One house had a floor plan that I had never seen before but makes sense in terms of how Omanis don’t think the smell of cooking/ cooked food is positive. The house had the common set up of a separate majlis and a large open salle. There was also a bedroom on the ground floor. However, as the house was small and the bedroom was to one side, the salle extended all the way to the back of the house. Along the far wall was sliding glass doors which led out to the hosh.
The home owner and I walked around the outside of the house and I walked into the kitchen, which had its own entrance. As I looked around, I realized that there was no connecting door from the kitchen to the inside of the house. I asked the home-owner and he showed me a narrow, raised walkway which led from the door of the kitchen to the sliding glass doors at the back of the salle. Food would have to carried from the kitchen to the salle for every meal.
As the walkway was about 4 feet above the level of the hosh, all I could think of was the possible dangers of navigating that ledge at night in khareef when the tiles would be slick with drizzle.

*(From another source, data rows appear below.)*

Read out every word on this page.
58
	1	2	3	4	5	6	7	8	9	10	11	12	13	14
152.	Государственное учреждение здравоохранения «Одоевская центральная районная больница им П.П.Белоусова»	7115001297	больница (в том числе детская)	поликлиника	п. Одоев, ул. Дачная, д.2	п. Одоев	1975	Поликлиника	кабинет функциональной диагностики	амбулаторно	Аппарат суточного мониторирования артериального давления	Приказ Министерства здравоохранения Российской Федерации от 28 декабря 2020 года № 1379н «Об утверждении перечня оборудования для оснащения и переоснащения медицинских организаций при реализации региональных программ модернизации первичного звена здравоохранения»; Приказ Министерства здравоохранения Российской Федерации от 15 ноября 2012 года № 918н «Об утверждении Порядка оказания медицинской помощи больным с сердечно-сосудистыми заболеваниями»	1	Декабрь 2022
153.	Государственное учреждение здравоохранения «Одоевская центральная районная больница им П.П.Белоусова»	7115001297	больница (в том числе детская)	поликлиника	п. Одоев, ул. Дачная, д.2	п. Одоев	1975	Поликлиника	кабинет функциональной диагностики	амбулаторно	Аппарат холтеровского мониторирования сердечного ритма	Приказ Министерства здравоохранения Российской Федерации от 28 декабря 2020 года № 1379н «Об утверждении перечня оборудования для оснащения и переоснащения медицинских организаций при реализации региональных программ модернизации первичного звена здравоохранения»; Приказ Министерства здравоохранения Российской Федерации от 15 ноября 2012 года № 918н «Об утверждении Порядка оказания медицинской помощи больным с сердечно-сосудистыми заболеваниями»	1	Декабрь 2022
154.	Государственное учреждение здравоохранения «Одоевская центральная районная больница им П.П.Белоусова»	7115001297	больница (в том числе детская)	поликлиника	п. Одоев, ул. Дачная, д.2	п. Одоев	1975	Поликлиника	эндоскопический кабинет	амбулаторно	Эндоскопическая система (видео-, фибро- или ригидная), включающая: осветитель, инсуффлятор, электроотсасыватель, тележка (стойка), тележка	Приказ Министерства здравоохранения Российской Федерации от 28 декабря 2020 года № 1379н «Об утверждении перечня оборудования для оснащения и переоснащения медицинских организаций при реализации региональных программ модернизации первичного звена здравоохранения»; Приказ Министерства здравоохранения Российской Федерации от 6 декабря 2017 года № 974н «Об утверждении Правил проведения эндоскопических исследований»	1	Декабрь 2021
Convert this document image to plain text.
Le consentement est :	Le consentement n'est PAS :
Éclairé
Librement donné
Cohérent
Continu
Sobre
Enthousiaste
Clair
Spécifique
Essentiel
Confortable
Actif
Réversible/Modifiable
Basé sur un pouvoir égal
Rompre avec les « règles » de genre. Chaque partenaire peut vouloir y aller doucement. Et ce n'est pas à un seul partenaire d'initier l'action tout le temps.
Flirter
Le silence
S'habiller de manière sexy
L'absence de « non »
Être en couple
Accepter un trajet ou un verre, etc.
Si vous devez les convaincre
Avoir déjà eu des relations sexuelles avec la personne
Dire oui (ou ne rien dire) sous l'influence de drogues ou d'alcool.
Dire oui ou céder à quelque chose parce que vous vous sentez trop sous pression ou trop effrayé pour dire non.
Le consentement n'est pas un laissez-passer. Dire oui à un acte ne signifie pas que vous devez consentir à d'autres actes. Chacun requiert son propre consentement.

Another house also had a plan that was new to me. There was a majlis to the right (east) of the main door and then a large open area for the salle, but no main hallway. After the majlis on the eastern side, there was a large bedroom; its bathroom shared a wall with the bathroom of the majlis on the north side. On the south side, the bedroom shared a wall with the kitchen. The rest of the space on the ground floor was open with a stair case that started in the north-east corner (near the interior door to the majlis) and then wrapped around the north and west walls. There was a small bedroom tucked under the stair case.
There are two understandings at play here: 1) often there is a bedroom for a senior family member that is near the majlis/ salle on the ground floor so that they don’t have to walk up-stairs and 2) often the maid’s room is next to the kitchen. Given that the bedroom between the majlis and kitchen was large, I guessed that it was for an older relative and the small room under that stairs was for the maid.
I also looked at an apartment connected to a house. Facing the road there was a main entrance to the house and a door to the majlis, then a third door on the side which led to a landing with one door (the ground-floor flat) and a staircase up the first floor flat. As I walked through the first-floor flat, I realized there was no majlis. The apartment had been built for the families of sons who were not yet married. The owner was renting the apartments to help pay for the building costs, and when the sons were older, they would live in them. Thus, there was no need for a majlis in the apartment as the sons would meet in the main majlis of the family house.